My Wanking life

My Life of wankers and wanking

Name:
Location: Wank road, United Wanking states

I WANK WANK WANK WANK WANK ALL DAY LONG

Sunday, March 25, 2007

Maybe my last

Well folks, i was told by many people that im not funny. So im going to make this my last one but it depends really...

I was in a party once and this dude goes ''Hello wanker wank, i've seen your blogs, they are not funny''

I never realised how unbelievable this was to me, this person was a geek and told me to improve on my english and also said that my shit was actually shit...

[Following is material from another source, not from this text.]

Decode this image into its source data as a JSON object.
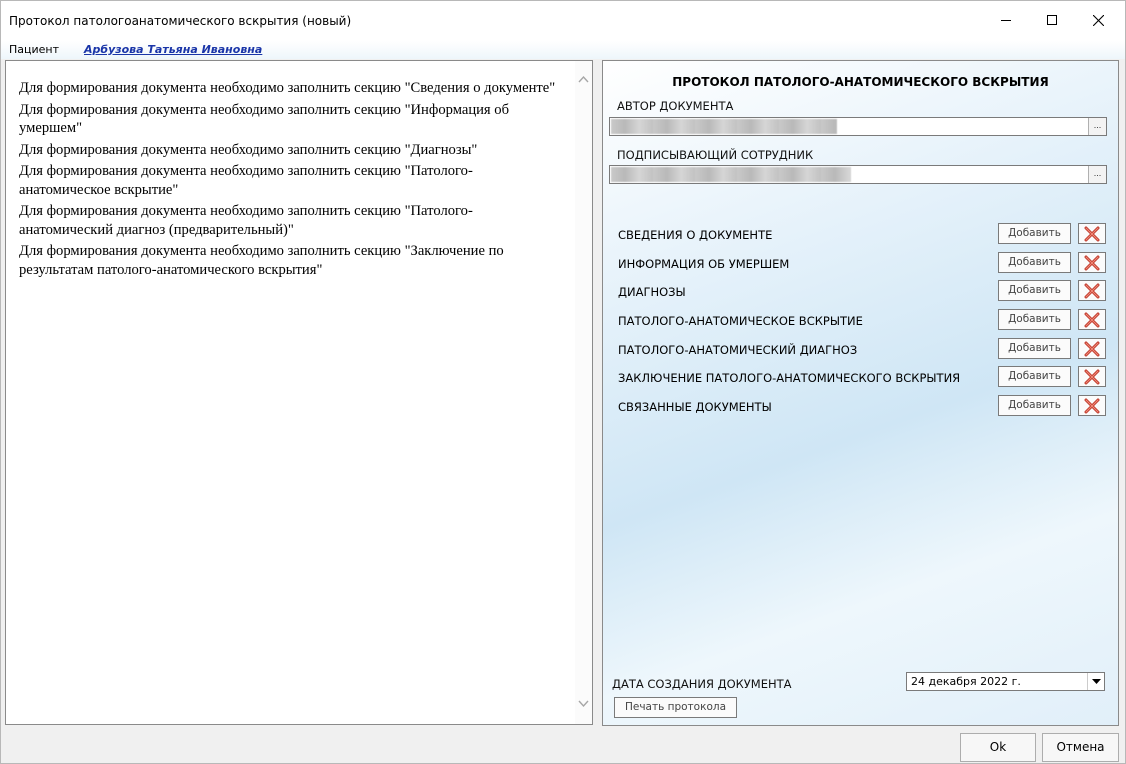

I was running through the rain, when a badger shit all of my shoes, the smell of michael jackson black or white was actually true seeing as he turned into a badger.
Like newspapers, michael jackson wanted to be on the sunday times. I guess which is why he liked to be both colours. But hey that slut didn't beat Skittles the power of the rainbows.

So i kept on running and i ran into a prostitute who was selling her body to me, i only wanted her kidney because i lost one during sex. But she was offering sex not body parts. I kept running then i ran to ebay, where i baught my Sperm from.. Aids free of course, wanker's sperms these days turn to frogs straight away.

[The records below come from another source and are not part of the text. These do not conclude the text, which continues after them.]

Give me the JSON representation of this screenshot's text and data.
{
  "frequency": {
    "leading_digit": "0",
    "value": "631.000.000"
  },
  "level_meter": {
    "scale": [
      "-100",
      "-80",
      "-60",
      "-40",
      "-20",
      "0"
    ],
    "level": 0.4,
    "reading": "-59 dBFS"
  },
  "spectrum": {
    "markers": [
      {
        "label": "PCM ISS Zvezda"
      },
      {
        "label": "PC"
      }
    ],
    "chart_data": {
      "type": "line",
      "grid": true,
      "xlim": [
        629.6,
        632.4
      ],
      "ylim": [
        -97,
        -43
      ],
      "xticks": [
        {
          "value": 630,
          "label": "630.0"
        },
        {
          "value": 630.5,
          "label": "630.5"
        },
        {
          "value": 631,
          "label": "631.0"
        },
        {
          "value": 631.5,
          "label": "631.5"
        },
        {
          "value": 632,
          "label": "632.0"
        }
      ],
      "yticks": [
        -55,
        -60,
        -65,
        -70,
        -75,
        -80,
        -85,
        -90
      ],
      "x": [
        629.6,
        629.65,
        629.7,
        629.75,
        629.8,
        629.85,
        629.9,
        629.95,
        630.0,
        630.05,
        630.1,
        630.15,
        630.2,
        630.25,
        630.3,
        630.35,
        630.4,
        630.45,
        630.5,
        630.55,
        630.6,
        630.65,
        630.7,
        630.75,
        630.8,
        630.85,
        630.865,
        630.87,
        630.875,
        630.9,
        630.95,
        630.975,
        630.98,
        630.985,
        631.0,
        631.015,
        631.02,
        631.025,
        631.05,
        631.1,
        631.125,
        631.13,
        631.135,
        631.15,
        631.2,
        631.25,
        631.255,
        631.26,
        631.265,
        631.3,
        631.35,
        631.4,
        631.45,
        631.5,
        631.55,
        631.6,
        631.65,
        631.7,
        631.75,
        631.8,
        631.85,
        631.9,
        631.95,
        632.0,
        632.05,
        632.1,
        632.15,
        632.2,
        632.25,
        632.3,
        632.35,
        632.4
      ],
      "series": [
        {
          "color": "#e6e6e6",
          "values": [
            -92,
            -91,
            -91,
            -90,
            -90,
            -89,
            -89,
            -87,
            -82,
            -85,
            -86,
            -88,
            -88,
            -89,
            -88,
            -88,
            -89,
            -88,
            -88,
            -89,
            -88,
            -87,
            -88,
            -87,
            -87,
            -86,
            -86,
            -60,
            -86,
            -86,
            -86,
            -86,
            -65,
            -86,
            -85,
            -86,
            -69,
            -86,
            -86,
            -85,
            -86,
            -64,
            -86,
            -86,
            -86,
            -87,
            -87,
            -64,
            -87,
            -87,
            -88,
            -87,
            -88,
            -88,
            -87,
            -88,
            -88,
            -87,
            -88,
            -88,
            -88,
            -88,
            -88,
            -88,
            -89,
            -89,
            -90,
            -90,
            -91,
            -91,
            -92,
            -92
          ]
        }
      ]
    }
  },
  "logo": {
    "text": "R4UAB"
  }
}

As I kept running I ran into a collision, 2 men, 2 dogs and a pile of slags in a sainsburys bag. ''Sorry mate you can't come through here, they are building Sainsburys. 'Sainsburys taste the slags'

Why? i asked.

Because prostitutes need to sell their bodies somewhere, its coming to winter and you dont want frozen food in your bed do you? besides they will be kept warm, half baked in the oven.

SO I turned to my right and kept running....

''CAUTION SIR STOP NOW''

''What the fuck?'' I said

''sorry wanker, someone's rubber sock split during sex''

Dude get the silk ones they come in pairs, I replied

''yeah but its warm in a woman's virginia hole''

What the hell?? A VIRGINIA? you mean Vagina?

''No im talking about the bitches who work in Virgin megastores, they had to rename their pussy to virginia''

Who said that?

''Virgin mary, she made virgin stores so If i was you i would keep moving on''

SO i ran forwards and forwards and i reached to my destination. Another Wanker who was a girl.

''Excuse me, would you care to make strawberry juice with Cream?''

Huh? what?

''Im on my period so im about to make mashed Strawberries, you can spunk and make the cream, are you ready?''


My eyes blew open and I was the happiest wanker in the world, so much beauty, sex action, blood pissing pistol and sex talk.

Happy as i can be i grew towards her and we made our dessert and we had sex in the night and had the most love and sexual experience in the world.

Now we make strawberry milkshake, fuck crusha mother fuckers.